Purpose and Use of This Report
In response to requests from hospitals interested in comparing their results with those of other hospitals on the Hospital Survey on Patient Safety Culture, the Agency for Healthcare Research and Quality (AHRQ) established the Hospital Survey on Patient Safety Culture comparative database. Since the first annual comparative database report, which was released in 2007 and included data from 382 U.S. hospitals, the number of hospitals and respondents contributing to the database report has grown each year.
The Hospital Survey on Patient Safety Culture 2012 User Comparative Database Report consists of data from 1,128 hospitals and 567,703 hospital staff respondents who completed the survey. The 1,128 hospitals in the 2012 report fall into two categories:
- 508 hospitals from the previous database report that are still included in the 2012 report.
- 620 hospitals that submitted data for the 2012 report.
Hospitals do not necessarily administer the hospital patient safety culture survey every year. They may administer it on an 18-month, 24-month, or other cycle. Therefore, the comparative database is a "rolling" indicator. It retains data for up to 3.5 prior years when a hospital does not have new data to submit, replaces older data with more recent data when available, and adds data from hospitals submitting for the first time.
This user comparative database report was developed as a tool for the following purposes:
- Comparison—To allow hospitals to compare their patient safety culture survey results with those of other hospitals.
- Assessment and Learning—To provide data to hospitals to facilitate internal assessment and learning in the patient safety improvement process.
- Supplemental Information—To provide supplemental information to help hospitals identify their strengths and areas with potential for improvement in patient safety culture.
- Trending—To provide data that describe changes in patient safety culture over time.
The report presents statistics (averages, standard deviations, minimum and maximum scores, and percentiles) on the patient safety culture composites and items from the survey. This 2012 report also includes a trending chapter that describes patient safety culture change over time for 650 hospitals with data from two administrations of the survey.

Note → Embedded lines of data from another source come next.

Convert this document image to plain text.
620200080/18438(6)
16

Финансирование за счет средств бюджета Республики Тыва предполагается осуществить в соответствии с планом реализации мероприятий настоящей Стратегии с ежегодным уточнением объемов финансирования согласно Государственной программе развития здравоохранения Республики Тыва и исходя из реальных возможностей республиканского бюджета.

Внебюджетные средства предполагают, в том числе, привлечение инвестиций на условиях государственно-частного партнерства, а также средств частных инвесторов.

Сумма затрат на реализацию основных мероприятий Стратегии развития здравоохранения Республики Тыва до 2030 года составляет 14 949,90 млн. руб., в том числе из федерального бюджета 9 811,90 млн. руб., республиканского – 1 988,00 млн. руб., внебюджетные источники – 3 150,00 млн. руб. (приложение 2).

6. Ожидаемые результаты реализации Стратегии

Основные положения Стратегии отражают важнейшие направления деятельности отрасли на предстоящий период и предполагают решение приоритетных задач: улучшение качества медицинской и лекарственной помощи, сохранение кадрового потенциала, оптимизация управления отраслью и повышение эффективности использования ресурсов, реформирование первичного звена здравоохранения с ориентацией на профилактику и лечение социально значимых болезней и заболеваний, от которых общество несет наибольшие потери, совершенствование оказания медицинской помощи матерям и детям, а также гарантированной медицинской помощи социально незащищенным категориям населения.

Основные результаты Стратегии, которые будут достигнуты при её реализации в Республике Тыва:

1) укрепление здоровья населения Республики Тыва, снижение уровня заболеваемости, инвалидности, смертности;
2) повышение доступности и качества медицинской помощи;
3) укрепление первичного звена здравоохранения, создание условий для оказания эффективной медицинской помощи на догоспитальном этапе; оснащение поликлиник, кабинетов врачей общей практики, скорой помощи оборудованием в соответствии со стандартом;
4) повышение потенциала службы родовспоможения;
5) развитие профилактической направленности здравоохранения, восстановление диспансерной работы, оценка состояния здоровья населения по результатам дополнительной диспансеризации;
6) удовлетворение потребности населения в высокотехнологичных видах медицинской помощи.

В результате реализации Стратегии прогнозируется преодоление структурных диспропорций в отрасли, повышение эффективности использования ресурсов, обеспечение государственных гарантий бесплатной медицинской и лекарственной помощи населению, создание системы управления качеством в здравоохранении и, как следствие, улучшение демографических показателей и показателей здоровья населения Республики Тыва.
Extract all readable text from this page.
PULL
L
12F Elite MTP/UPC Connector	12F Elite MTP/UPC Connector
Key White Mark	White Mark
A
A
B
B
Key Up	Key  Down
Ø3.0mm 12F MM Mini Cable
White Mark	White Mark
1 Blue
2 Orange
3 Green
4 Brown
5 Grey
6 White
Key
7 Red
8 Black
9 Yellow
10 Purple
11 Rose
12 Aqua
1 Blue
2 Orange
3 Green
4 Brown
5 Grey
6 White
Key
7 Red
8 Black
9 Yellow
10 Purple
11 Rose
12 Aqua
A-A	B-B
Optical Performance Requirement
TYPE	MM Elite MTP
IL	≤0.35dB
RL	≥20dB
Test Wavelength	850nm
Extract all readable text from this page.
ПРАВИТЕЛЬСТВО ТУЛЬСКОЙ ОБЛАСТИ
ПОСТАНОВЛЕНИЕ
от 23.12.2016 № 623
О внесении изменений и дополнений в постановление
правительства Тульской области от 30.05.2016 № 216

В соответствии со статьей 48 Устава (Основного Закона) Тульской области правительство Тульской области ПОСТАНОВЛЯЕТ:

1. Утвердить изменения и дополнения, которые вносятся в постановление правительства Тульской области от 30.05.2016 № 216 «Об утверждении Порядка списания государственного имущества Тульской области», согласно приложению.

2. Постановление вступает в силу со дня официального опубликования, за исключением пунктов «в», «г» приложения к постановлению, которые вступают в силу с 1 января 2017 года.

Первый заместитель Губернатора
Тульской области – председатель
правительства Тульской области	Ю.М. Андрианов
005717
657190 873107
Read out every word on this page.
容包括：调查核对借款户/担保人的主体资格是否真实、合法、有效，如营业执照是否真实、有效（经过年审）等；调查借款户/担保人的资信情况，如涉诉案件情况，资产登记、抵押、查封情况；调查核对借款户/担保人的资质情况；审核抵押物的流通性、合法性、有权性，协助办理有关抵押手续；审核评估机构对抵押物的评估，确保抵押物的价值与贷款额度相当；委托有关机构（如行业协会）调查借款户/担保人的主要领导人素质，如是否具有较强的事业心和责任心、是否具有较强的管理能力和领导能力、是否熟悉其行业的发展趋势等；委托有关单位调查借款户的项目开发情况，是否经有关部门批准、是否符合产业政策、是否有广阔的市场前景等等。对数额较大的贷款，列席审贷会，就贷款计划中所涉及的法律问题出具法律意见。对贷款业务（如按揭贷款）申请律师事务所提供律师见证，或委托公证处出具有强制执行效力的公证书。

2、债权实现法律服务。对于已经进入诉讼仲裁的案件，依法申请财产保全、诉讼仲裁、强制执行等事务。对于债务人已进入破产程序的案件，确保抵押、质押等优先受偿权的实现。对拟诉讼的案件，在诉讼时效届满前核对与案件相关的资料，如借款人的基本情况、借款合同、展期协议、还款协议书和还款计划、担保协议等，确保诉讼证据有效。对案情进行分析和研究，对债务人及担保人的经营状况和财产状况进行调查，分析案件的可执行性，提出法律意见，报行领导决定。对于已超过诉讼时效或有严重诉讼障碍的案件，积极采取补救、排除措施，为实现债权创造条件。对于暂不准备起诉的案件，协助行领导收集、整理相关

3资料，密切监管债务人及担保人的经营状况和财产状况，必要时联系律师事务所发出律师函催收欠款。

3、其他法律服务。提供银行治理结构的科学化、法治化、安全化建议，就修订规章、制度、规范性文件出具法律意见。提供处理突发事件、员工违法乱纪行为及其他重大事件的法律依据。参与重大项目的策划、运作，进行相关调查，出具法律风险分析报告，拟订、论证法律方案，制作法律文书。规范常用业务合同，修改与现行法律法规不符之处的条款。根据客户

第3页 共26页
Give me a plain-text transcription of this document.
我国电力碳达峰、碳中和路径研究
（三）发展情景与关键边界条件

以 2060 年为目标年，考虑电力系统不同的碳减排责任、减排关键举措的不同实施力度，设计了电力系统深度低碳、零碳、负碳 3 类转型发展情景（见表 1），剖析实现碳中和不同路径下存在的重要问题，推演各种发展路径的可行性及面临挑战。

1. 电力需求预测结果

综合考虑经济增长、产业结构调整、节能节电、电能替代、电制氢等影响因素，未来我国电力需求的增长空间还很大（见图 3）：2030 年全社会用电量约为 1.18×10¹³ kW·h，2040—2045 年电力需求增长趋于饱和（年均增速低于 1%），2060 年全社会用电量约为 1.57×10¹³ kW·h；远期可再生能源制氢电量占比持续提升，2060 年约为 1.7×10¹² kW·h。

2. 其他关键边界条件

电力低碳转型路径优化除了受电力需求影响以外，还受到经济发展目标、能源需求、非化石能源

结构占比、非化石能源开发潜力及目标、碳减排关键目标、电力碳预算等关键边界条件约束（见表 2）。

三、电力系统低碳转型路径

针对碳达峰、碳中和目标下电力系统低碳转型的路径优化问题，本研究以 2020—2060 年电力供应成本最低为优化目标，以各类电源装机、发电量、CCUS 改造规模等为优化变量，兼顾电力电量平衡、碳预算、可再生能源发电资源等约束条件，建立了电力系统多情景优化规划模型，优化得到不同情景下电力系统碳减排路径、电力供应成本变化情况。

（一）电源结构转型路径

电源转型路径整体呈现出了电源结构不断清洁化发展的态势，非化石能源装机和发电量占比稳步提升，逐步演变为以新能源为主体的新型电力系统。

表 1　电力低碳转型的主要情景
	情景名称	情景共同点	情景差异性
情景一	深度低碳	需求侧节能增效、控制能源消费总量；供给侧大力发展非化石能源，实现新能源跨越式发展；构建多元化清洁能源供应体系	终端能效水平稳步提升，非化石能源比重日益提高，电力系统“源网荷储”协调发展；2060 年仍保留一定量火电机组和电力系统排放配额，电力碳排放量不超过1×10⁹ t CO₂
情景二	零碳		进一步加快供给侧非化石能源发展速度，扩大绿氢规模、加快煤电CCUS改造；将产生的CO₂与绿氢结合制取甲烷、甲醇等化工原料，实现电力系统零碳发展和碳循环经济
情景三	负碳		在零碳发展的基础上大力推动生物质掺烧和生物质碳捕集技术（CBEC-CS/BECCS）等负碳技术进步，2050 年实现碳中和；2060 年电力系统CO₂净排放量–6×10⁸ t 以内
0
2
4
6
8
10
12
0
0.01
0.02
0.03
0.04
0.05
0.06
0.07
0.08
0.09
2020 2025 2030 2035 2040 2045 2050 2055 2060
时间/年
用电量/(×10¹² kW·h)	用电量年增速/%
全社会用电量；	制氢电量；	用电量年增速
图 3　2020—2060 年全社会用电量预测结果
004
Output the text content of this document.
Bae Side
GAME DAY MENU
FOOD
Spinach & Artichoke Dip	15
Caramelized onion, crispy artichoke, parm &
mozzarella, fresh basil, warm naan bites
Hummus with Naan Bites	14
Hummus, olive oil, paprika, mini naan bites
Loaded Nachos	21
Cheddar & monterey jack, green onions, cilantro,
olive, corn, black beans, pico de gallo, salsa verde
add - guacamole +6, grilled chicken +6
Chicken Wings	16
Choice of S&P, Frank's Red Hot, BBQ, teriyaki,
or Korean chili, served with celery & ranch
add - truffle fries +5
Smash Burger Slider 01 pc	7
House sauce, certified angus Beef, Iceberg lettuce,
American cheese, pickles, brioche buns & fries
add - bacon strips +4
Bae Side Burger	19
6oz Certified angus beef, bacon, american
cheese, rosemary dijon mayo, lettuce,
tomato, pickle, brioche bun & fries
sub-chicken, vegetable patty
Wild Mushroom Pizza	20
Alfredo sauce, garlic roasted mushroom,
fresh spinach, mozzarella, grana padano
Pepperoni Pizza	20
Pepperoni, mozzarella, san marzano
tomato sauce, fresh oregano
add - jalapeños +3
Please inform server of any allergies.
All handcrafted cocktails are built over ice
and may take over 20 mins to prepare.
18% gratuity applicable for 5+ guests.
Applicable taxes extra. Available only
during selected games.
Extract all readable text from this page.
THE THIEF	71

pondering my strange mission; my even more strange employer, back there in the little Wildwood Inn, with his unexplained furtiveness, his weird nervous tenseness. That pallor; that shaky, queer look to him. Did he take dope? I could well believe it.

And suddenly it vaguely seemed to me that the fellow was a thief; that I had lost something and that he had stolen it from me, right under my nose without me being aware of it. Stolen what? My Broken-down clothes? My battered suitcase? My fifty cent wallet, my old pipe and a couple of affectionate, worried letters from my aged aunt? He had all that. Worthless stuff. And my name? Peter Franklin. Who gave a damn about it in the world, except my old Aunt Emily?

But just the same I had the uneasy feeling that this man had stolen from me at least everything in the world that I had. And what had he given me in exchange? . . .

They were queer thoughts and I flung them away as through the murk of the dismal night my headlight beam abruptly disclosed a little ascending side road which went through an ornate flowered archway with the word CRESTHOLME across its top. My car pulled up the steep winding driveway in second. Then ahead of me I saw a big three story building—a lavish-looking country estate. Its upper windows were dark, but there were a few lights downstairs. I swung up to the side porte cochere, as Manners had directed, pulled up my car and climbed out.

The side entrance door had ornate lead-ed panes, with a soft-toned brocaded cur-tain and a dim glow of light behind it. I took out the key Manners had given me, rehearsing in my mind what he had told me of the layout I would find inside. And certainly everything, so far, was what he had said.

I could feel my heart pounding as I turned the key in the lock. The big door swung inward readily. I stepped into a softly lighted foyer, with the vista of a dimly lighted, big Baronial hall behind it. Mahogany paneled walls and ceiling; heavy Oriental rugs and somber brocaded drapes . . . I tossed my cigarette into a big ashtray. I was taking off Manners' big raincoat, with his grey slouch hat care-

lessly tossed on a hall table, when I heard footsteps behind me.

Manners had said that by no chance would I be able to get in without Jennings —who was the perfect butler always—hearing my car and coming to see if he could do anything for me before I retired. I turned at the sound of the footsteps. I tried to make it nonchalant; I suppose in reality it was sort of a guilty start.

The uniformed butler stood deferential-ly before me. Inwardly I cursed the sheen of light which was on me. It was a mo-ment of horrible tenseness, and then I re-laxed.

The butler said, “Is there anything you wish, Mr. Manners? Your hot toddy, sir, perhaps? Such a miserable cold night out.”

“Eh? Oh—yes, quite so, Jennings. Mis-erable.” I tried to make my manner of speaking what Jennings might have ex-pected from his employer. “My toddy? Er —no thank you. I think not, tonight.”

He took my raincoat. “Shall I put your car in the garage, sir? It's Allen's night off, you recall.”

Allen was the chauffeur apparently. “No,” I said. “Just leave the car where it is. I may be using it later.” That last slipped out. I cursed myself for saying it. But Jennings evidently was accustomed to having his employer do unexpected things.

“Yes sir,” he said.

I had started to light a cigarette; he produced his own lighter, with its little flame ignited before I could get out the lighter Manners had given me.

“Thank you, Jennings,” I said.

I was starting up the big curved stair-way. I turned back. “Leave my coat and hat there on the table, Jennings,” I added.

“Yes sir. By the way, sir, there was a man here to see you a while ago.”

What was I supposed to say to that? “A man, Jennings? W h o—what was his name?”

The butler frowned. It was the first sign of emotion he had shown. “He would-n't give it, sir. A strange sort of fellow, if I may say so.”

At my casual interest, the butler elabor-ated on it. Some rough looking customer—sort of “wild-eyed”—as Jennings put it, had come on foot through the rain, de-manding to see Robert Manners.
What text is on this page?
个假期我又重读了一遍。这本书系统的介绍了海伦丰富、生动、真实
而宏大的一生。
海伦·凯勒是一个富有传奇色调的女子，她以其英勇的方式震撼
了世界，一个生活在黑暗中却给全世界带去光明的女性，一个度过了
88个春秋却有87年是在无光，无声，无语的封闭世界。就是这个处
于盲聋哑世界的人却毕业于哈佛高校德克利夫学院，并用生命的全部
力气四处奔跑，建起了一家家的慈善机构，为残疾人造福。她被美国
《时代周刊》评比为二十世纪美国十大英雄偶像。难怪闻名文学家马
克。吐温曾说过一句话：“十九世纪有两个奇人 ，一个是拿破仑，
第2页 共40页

Appendixes A and B present overall results by hospital characteristics (bed size, teaching status, ownership and control, geographic region) and respondent characteristics (hospital work area/unit, staff position, interaction with patients). Appendixes C and D show trend results for the 650 trending hospitals, broken down by hospital characteristics (bed size, teaching status, ownership and control, and geographic region) in Appendix C and respondent characteristics (hospital work area/unit, staff position, interaction with patients) in Appendix D.